Hainan Xiandun a demandé aux candidats de traduire un document de l’Office of Infrastructure Research and Development des États-Unis contenant des explications techniques sur la prévention de la corrosion sur les réseaux et les infrastructures de transport. Cela semblait tester les capacités des employés potentiels à interpréter des concepts et une terminologie scientifiques complexes.

« C’était un processus très étrange », a déclaré Cindy, une étudiante en anglais d’une université chinoise respectée. « J’ai postulé en ligne, puis la personne RH m’a envoyé un test de traduction très technique. » Elle a décidé de ne pas poursuivre la demande.

Adam Kozy, un ancien responsable du FBI qui travaillait plus récemment pour la société de cybersécurité CrowdStrike, a déclaré qu’il n’avait pas entendu parler des services de renseignement occidentaux enrôlant des étudiants universitaires sans qu’ils aient reçu une autorisation de sécurité pour collecter des renseignements.
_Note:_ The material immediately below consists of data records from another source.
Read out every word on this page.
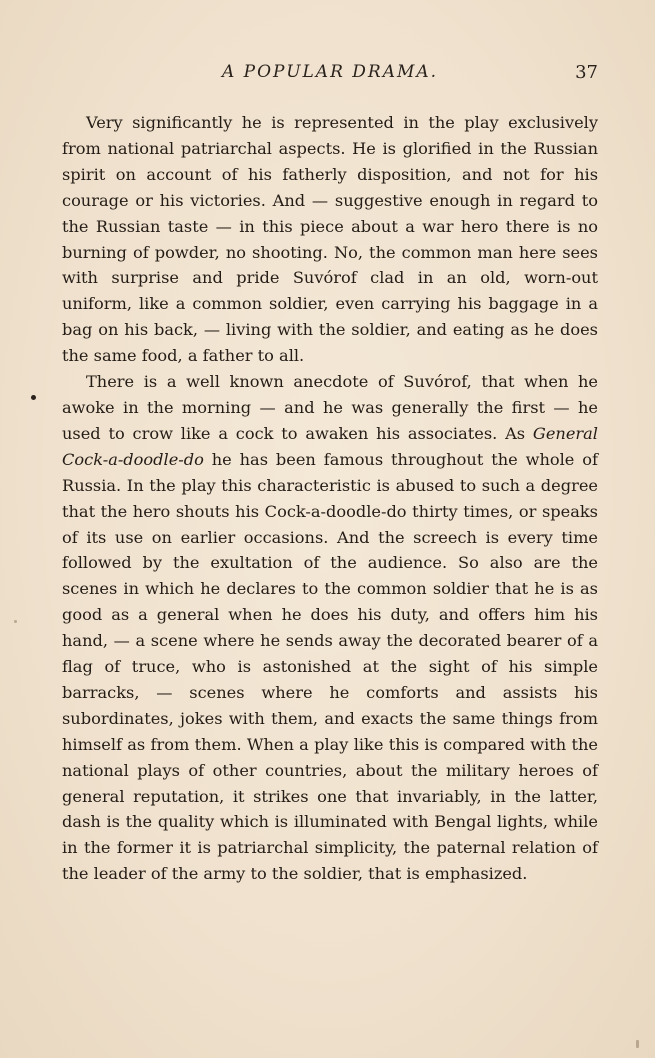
A POPULAR DRAMA.	37

Very significantly he is represented in the play exclusively from national patriarchal aspects. He is glorified in the Russian spirit on account of his fatherly disposition, and not for his courage or his victories. And — suggestive enough in regard to the Russian taste — in this piece about a war hero there is no burning of powder, no shooting. No, the common man here sees with surprise and pride Suvórof clad in an old, worn-out uniform, like a common soldier, even carrying his baggage in a bag on his back, — living with the soldier, and eating as he does the same food, a father to all.

There is a well known anecdote of Suvórof, that when he awoke in the morning — and he was generally the first — he used to crow like a cock to awaken his associates. As General Cock-a-doodle-do he has been famous throughout the whole of Russia. In the play this characteristic is abused to such a degree that the hero shouts his Cock-a-doodle-do thirty times, or speaks of its use on earlier occasions. And the screech is every time followed by the exultation of the audience. So also are the scenes in which he declares to the common soldier that he is as good as a general when he does his duty, and offers him his hand, — a scene where he sends away the decorated bearer of a flag of truce, who is astonished at the sight of his simple barracks, — scenes where he comforts and assists his subordinates, jokes with them, and exacts the same things from himself as from them. When a play like this is compared with the national plays of other countries, about the military heroes of general reputation, it strikes one that invariably, in the latter, dash is the quality which is illuminated with Bengal lights, while in the former it is patriarchal simplicity, the paternal relation of the leader of the army to the soldier, that is emphasized.
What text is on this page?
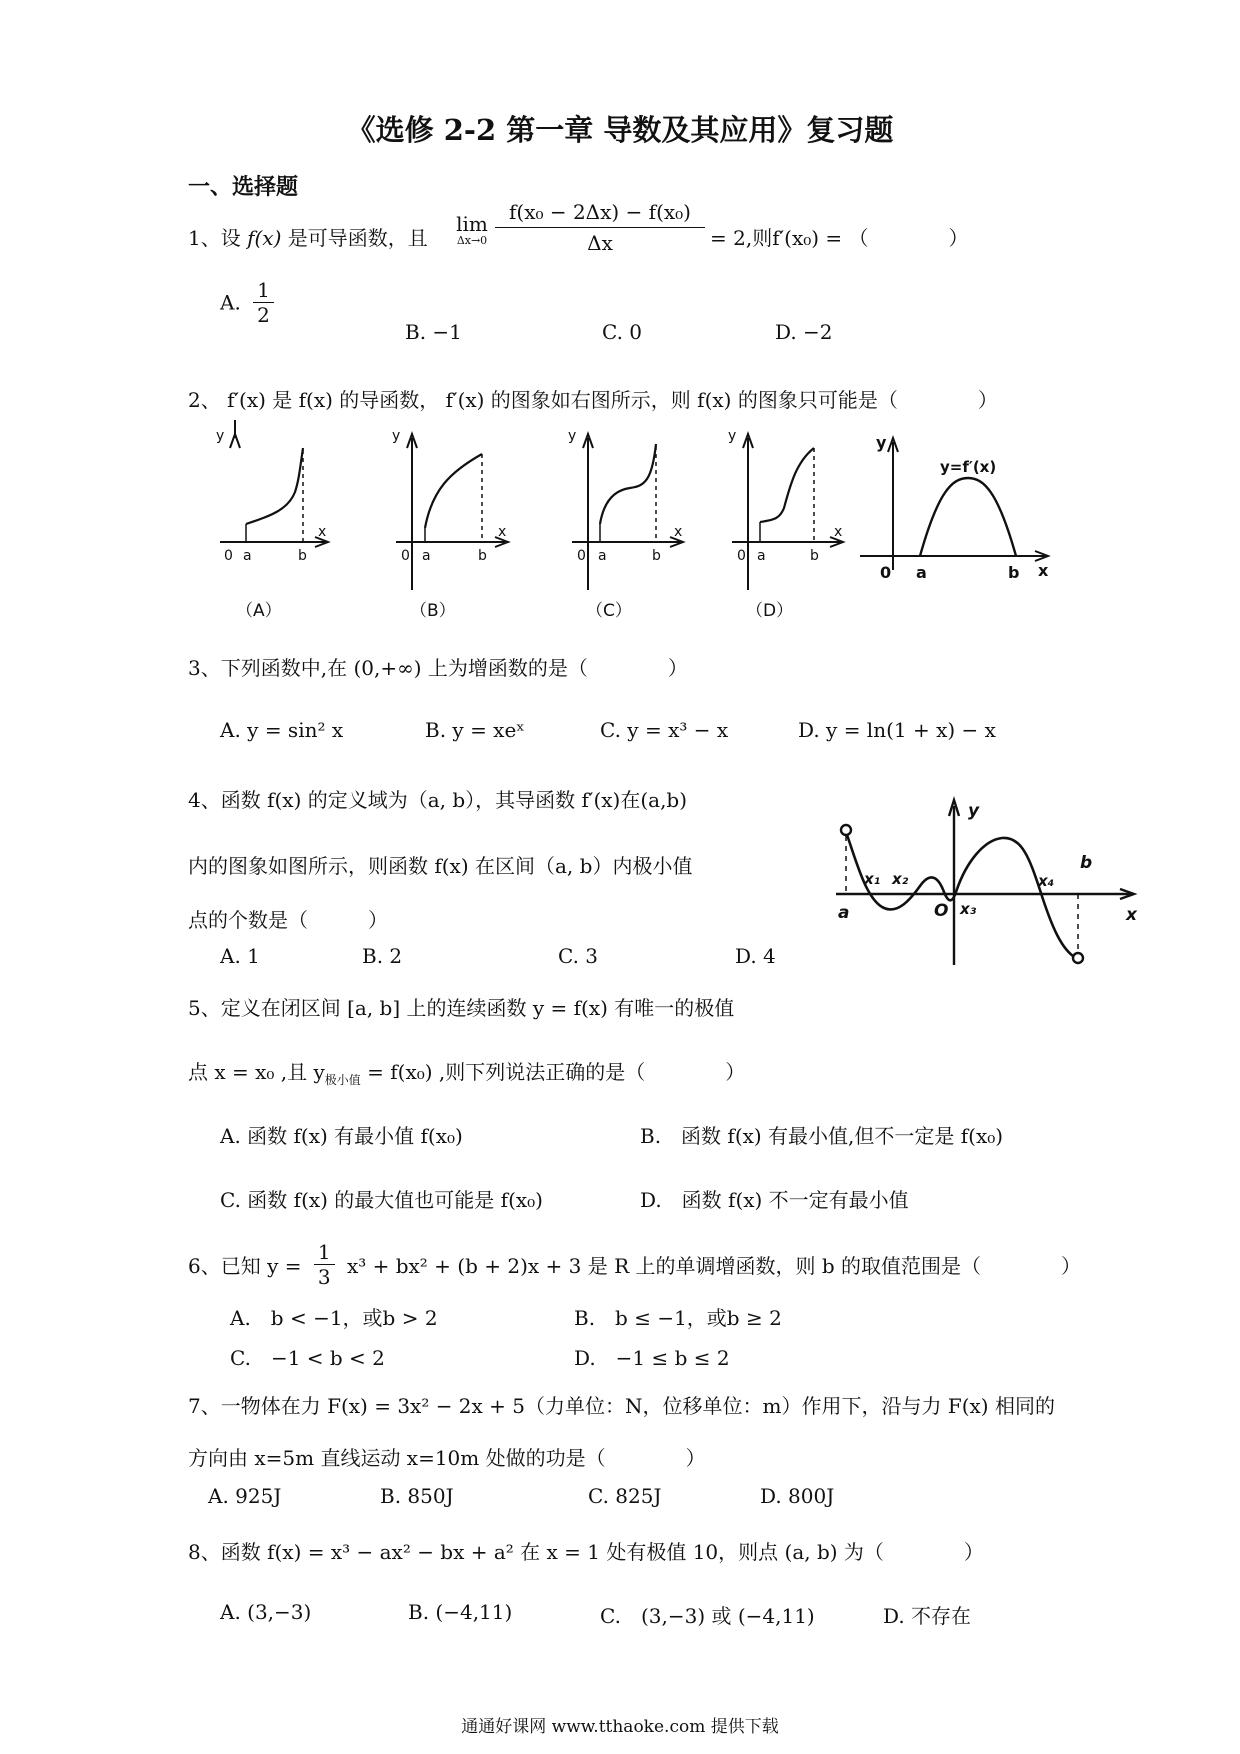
《选修 2-2 第一章 导数及其应用》复习题
一、选择题
1、设 f(x) 是可导函数，且
lim
$\Delta x\to 0 \frac{\text{f(x₀ − 2Δx) − f(x₀)}}{\Delta x} = 2$,则f′(x₀) = （　　　　）
A. $\frac{1}{2}$
B. −1	C. 0	D. −2
2、 f′(x) 是 f(x) 的导函数， f′(x) 的图象如右图所示，则 f(x) 的图象只可能是（　　　　）
y
x
0 a	b
y
x
0 a	b
y
x
0 a	b
y
x
0 a	b
y
x
0 a	b
y=f′(x)
（A）	（B）	（C）	（D）
3、下列函数中,在 (0,+∞) 上为增函数的是（　　　　）
A. y = sin² x	B. y = xeˣ	C. y = x³ − x	D. y = ln(1 + x) − x
4、函数 f(x) 的定义域为（a, b），其导函数 f′(x)在(a,b)
内的图象如图所示，则函数 f(x) 在区间（a, b）内极小值
点的个数是（　　　）
A. 1	B. 2	C. 3	D. 4
y
x
O
a
b
x₁ x₂
x₃
x₄
5、定义在闭区间 [a, b] 上的连续函数 y = f(x) 有唯一的极值
点 x = x₀ ,且 $y_{极小值} = f(x_0)$ ,则下列说法正确的是（　　　　）
A. 函数 f(x) 有最小值 f(x₀)	B.　函数 f(x) 有最小值,但不一定是 f(x₀)
C. 函数 f(x) 的最大值也可能是 f(x₀)	D.　函数 f(x) 不一定有最小值
6、已知 $y = \frac{1}{3} x^3 + bx^2 + (b + 2)x + 3$ 是 R 上的单调增函数，则 b 的取值范围是（　　　　）
A.　b < −1，或b > 2	B.　b ≤ −1，或b ≥ 2
C.　−1 < b < 2	D.　−1 ≤ b ≤ 2
7、一物体在力 F(x) = 3x² − 2x + 5（力单位：N，位移单位：m）作用下，沿与力 F(x) 相同的
方向由 x=5m 直线运动 x=10m 处做的功是（　　　　）
A. 925J	B. 850J	C. 825J	D. 800J
8、函数 f(x) = x³ − ax² − bx + a² 在 x = 1 处有极值 10，则点 (a, b) 为（　　　　）
A. (3,−3)	B. (−4,11)	C.　(3,−3) 或 (−4,11)	D. 不存在
通通好课网 www.tthaoke.com 提供下载
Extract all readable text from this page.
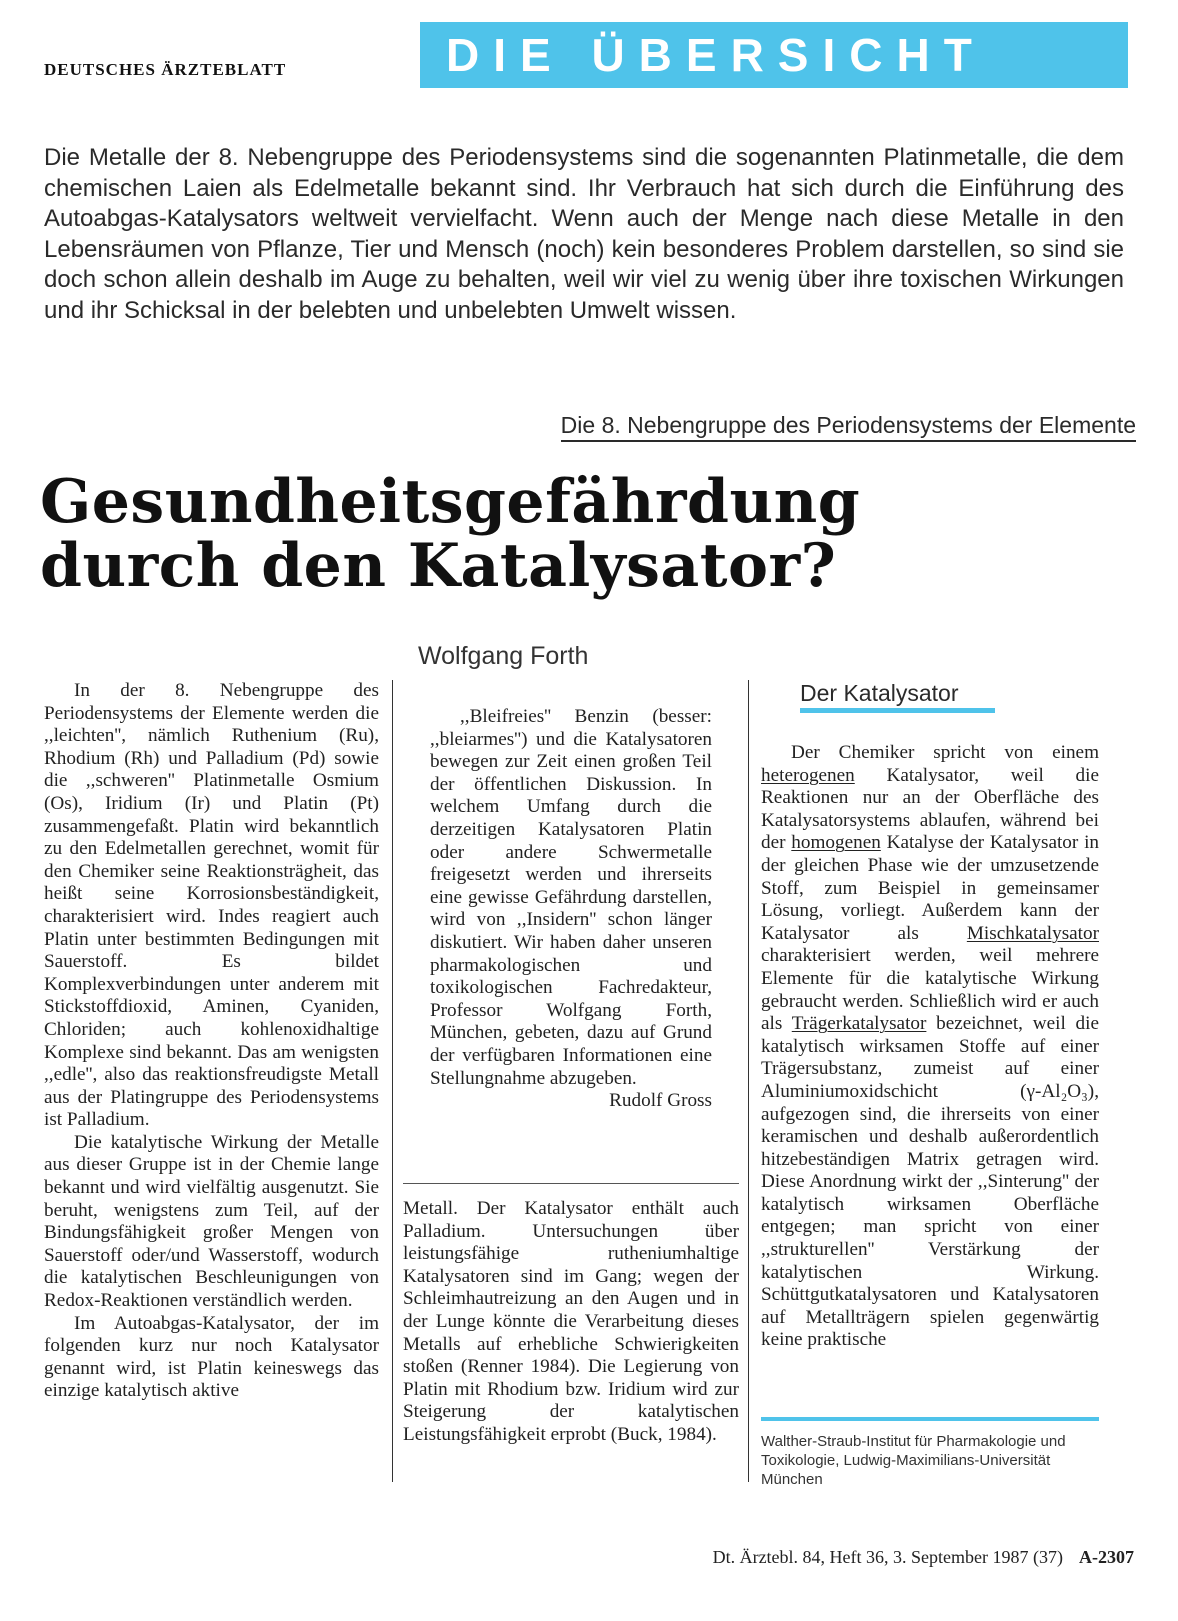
DEUTSCHES ÄRZTEBLATT	DIE ÜBERSICHT

Die Metalle der 8. Nebengruppe des Periodensystems sind die sogenannten Platinmetalle, die dem chemischen Laien als Edelmetalle bekannt sind. Ihr Verbrauch hat sich durch die Einführung des Autoabgas-Katalysators weltweit vervielfacht. Wenn auch der Menge nach diese Metalle in den Lebensräumen von Pflanze, Tier und Mensch (noch) kein besonderes Problem darstellen, so sind sie doch schon allein deshalb im Auge zu behalten, weil wir viel zu wenig über ihre toxischen Wirkungen und ihr Schicksal in der belebten und unbelebten Umwelt wissen.

Die 8. Nebengruppe des Periodensystems der Elemente
Gesundheitsgefährdung
durch den Katalysator?
Wolfgang Forth

In der 8. Nebengruppe des Periodensystems der Elemente werden die ,,leichten'', nämlich Ruthenium (Ru), Rhodium (Rh) und Palladium (Pd) sowie die ,,schweren'' Platinmetalle Osmium (Os), Iridium (Ir) und Platin (Pt) zusammengefaßt. Platin wird bekanntlich zu den Edelmetallen gerechnet, womit für den Chemiker seine Reaktionsträgheit, das heißt seine Korrosionsbeständigkeit, charakterisiert wird. Indes reagiert auch Platin unter bestimmten Bedingungen mit Sauerstoff. Es bildet Komplexverbindungen unter anderem mit Stickstoffdioxid, Aminen, Cyaniden, Chloriden; auch kohlenoxidhaltige Komplexe sind bekannt. Das am wenigsten ,,edle'', also das reaktionsfreudigste Metall aus der Platingruppe des Periodensystems ist Palladium.

Die katalytische Wirkung der Metalle aus dieser Gruppe ist in der Chemie lange bekannt und wird vielfältig ausgenutzt. Sie beruht, wenigstens zum Teil, auf der Bindungsfähigkeit großer Mengen von Sauerstoff oder/und Wasserstoff, wodurch die katalytischen Beschleunigungen von Redox-Reaktionen verständlich werden.

Im Autoabgas-Katalysator, der im folgenden kurz nur noch Katalysator genannt wird, ist Platin keineswegs das einzige katalytisch aktive

,,Bleifreies'' Benzin (besser: ,,bleiarmes'') und die Katalysatoren bewegen zur Zeit einen großen Teil der öffentlichen Diskussion. In welchem Umfang durch die derzeitigen Katalysatoren Platin oder andere Schwermetalle freigesetzt werden und ihrerseits eine gewisse Gefährdung darstellen, wird von ,,Insidern'' schon länger diskutiert. Wir haben daher unseren pharmakologischen und toxikologischen Fachredakteur, Professor Wolfgang Forth, München, gebeten, dazu auf Grund der verfügbaren Informationen eine Stellungnahme abzugeben.

Rudolf Gross

Metall. Der Katalysator enthält auch Palladium. Untersuchungen über leistungsfähige rutheniumhaltige Katalysatoren sind im Gang; wegen der Schleimhautreizung an den Augen und in der Lunge könnte die Verarbeitung dieses Metalls auf erhebliche Schwierigkeiten stoßen (Renner 1984). Die Legierung von Platin mit Rhodium bzw. Iridium wird zur Steigerung der katalytischen Leistungsfähigkeit erprobt (Buck, 1984).

Der Katalysator

Der Chemiker spricht von einem heterogenen Katalysator, weil die Reaktionen nur an der Oberfläche des Katalysatorsystems ablaufen, während bei der homogenen Katalyse der Katalysator in der gleichen Phase wie der umzusetzende Stoff, zum Beispiel in gemeinsamer Lösung, vorliegt. Außerdem kann der Katalysator als Mischkatalysator charakterisiert werden, weil mehrere Elemente für die katalytische Wirkung gebraucht werden. Schließlich wird er auch als Trägerkatalysator bezeichnet, weil die katalytisch wirksamen Stoffe auf einer Trägersubstanz, zumeist auf einer Aluminiumoxidschicht (γ-Al₂O₃), aufgezogen sind, die ihrerseits von einer keramischen und deshalb außerordentlich hitzebeständigen Matrix getragen wird. Diese Anordnung wirkt der ,,Sinterung'' der katalytisch wirksamen Oberfläche entgegen; man spricht von einer ,,strukturellen'' Verstärkung der katalytischen Wirkung. Schüttgutkatalysatoren und Katalysatoren auf Metallträgern spielen gegenwärtig keine praktische

Walther-Straub-Institut für Pharmakologie und Toxikologie, Ludwig-Maximilians-Universität München

Dt. Ärztebl. 84, Heft 36, 3. September 1987 (37) A-2307
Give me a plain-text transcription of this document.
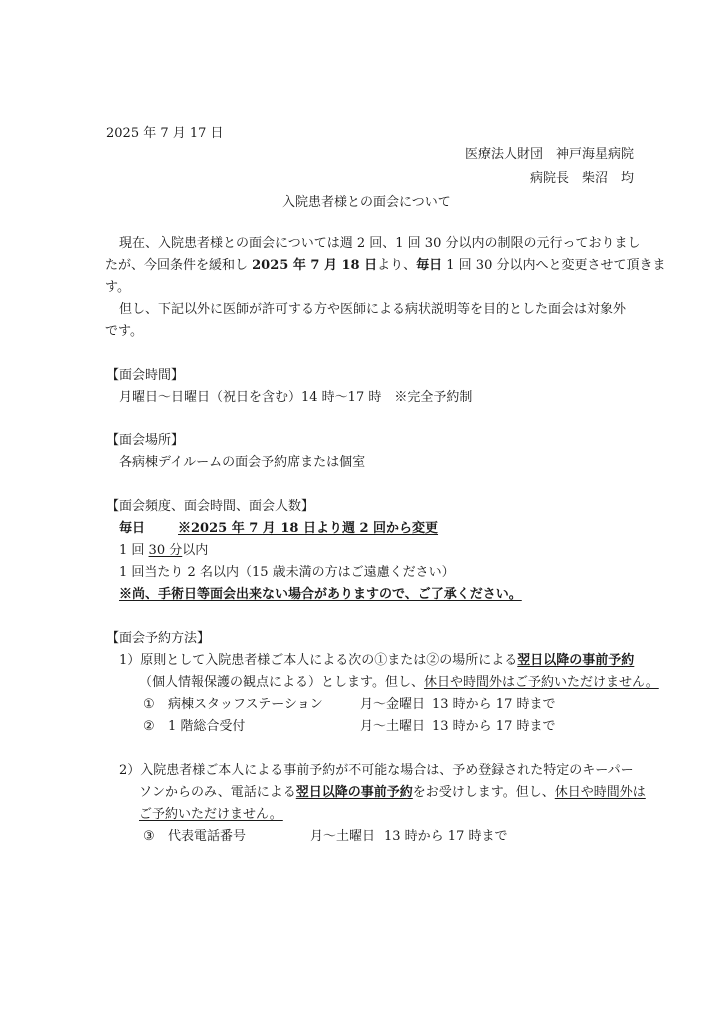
2025 年 7 月 17 日
医療法人財団　神戸海星病院
病院長　柴沼　均
入院患者様との面会について
現在、入院患者様との面会については週 2 回、1 回 30 分以内の制限の元行っておりまし
たが、今回条件を緩和し 2025 年 7 月 18 日より、毎日 1 回 30 分以内へと変更させて頂きま
す。
但し、下記以外に医師が許可する方や医師による病状説明等を目的とした面会は対象外
です。
【面会時間】
月曜日～日曜日（祝日を含む）14 時～17 時　※完全予約制
【面会場所】
各病棟デイルームの面会予約席または個室
【面会頻度、面会時間、面会人数】
毎日	※2025 年 7 月 18 日より週 2 回から変更
1 回 30 分以内
1 回当たり 2 名以内（15 歳未満の方はご遠慮ください）
※尚、手術日等面会出来ない場合がありますので、ご了承ください。
【面会予約方法】
1）原則として入院患者様ご本人による次の①または②の場所による翌日以降の事前予約
（個人情報保護の観点による）とします。但し、休日や時間外はご予約いただけません。
① 病棟スタッフステーション	月～金曜日 13 時から 17 時まで
② 1 階総合受付	月～土曜日 13 時から 17 時まで
2）入院患者様ご本人による事前予約が不可能な場合は、予め登録された特定のキーパー
ソンからのみ、電話による翌日以降の事前予約をお受けします。但し、休日や時間外は
ご予約いただけません。
③ 代表電話番号	月～土曜日 13 時から 17 時まで
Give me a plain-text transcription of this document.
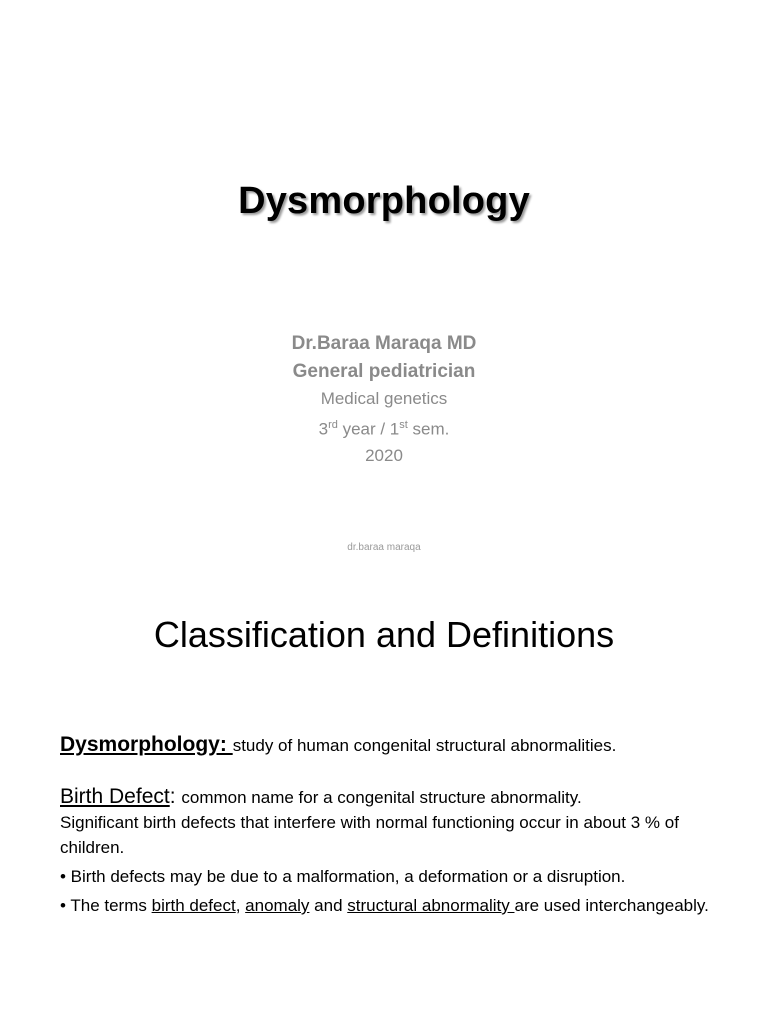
Dysmorphology
Dr.Baraa Maraqa MD
General pediatrician
Medical genetics
3rd year / 1st sem.
2020
dr.baraa maraqa
Classification and Definitions

Dysmorphology: study of human congenital structural abnormalities.

Birth Defect: common name for a congenital structure abnormality.

Significant birth defects that interfere with normal functioning occur in about 3 % of children.

• Birth defects may be due to a malformation, a deformation or a disruption.

• The terms birth defect, anomaly and structural abnormality are used interchangeably.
« Les MSS font tout de manière très informelle et ils aiment les zones grises », a-t-il déclaré. « Il est intéressant de voir qu’ils comptent sur une jeune main-d’œuvre étudiante pour faire une grande partie du sale boulot qui peut avoir ces conséquences plus tard dans la vie et n’explique probablement pas entièrement ces risques potentiels. »

Le MSS n’a pas répondu aux demandes de commentaires.

Hainan Xiandun a sollicité des candidatures sur les sites de recrutement universitaire et semble avoir une relation étroite avec l’Université de Hainan. La société était enregistrée au premier étage de la bibliothèque universitaire, qui abrite la salle informatique des étudiants.

Une offre d’emploi publiée sur le site Web du département des langues étrangères de l’université appelait à candidatures d’étudiantes anglophones et de membres du parti communiste. L’annonce a été supprimée depuis les requêtes du FT concernant cette histoire.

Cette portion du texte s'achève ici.